Developmental heterogeneity of embryonic neuroendocrine chromaffin cells and their maturation dynamics. Developmental heterogeneity of embryonic neuroendocrine chromaffin cells and their maturation dynamics

During embryonic development, nerve-associated Schwann cell precursors (SCPs) give rise to chromaffin cells of the adrenal gland via the “bridge” transient stage, according to recent functional experiments and single cell data from humans and mice. However, currently existing data do not resolve the finest heterogeneity of developing chromaffin populations. Here we took advantage of deep SmartSeq2 transcriptomic sequencing to expand our collection of individual cells from developing murine sympatho-adrenal anlage and uncover the microheterogeneity of embryonic chromaffin cells and corresponding developmental paths. After improving our atlas of sympatho-adrenal development and performing experimental validations, we discovered that SCPs in the local nerve show high degree of microheterogeneity corresponding to early biases towards either Schwann or chromaffin terminal fates. Furthermore, we found that a post-“bridge” population of developing chromaffin cells gives rise to persisting immature chromaffin cells and the two terminal populations (adrenergic and noradrenergic) via diverging differentiation paths. Taken together, we provide a thorough identification of novel markers of adrenergic and noradrenergic populations in developing adrenal glands and report novel differentiation micro-paths leading to them. Overall design: Smart-Seq2 protocol was performed on single isolated cells by Eukaryotic Single Cell Genomics Facility at SciLifeLab, Stockholm. Single TOMATO+ cells were sorted into 384-well plates prefilled with lysis buffer according to the previously published SmartSeq2 protocol (Picelli, Faridani et al. 2014) using a BD FACSAria Fusion Cell Sorter B5/R3/V3 system with a three-laser configuration (488nm, 633nm, and 405nm) and 16 fluorescence detectors.
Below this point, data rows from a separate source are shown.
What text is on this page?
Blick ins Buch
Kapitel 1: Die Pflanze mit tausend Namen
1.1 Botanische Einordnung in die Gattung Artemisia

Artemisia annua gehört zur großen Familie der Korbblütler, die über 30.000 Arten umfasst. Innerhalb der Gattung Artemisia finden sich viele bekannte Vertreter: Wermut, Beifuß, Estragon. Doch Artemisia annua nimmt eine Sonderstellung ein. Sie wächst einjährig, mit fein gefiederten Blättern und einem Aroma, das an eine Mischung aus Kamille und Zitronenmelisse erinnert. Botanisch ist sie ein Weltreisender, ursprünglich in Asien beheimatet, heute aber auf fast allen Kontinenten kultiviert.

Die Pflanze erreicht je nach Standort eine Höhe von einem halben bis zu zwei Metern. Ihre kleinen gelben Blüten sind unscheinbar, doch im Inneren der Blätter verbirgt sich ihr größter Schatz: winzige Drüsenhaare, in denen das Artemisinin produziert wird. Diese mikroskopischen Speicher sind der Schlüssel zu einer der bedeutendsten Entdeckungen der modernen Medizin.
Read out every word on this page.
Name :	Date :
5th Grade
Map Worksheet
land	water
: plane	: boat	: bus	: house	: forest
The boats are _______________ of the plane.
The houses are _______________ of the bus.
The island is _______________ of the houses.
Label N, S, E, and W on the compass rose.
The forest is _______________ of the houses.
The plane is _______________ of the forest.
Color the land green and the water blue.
Single-cell transcriptomic sequencing was performed as previously described (Picelli, Faridani et al. 2014).

现有针对人类与小鼠的功能实验及单细胞数据表明，在胚胎发育阶段，神经伴随的施万细胞前体（Schwann cell precursors, SCPs）可通过“桥接”过渡阶段分化为肾上腺嗜铬细胞（chromaffin cells）。然而，当前已有的数据尚无法解析发育中嗜铬细胞群体最精细的异质性。本研究借助深度SmartSeq2转录组测序技术，扩充了发育中小鼠交感肾上腺原基（sympatho-adrenal anlage）的单细胞样本库，并解析了胚胎嗜铬细胞及其对应发育轨迹的微异质性。在优化我们的交感肾上腺发育图谱并完成实验验证后，本研究发现局部神经中的施万细胞前体（SCPs）存在高度的微异质性，对应其早期偏向施万细胞或嗜铬细胞终末命运的分化倾向。此外，本研究发现桥接阶段后的发育中嗜铬细胞群体，可通过分化轨迹分支产生持续存在的未成熟嗜铬细胞以及两类终末群体（肾上腺素能与去甲肾上腺素能嗜铬细胞）。综上，本研究全面鉴定了发育中肾上腺内肾上腺素能与去甲肾上腺素能细胞群体的新型标志物，并报道了指向这些群体的新型分化微路径。整体实验设计：本研究由斯德哥尔摩瑞典生命科学实验室（SciLifeLab）的真核单细胞基因组学平台完成单细胞Smart-Seq2实验。依照已发表的SmartSeq2实验方案（Picelli、Faridani等，2014），使用搭载三激光配置（488nm、633nm与405nm）及16个荧光检测器的BD FACSAria Fusion细胞分选仪B5/R3/V3系统，将单阳性TOMATO+细胞分选至预先添加了裂解缓冲液的384孔板中。单细胞转录组测序流程依照此前报道的方法（Picelli、Faridani等，2014）完成。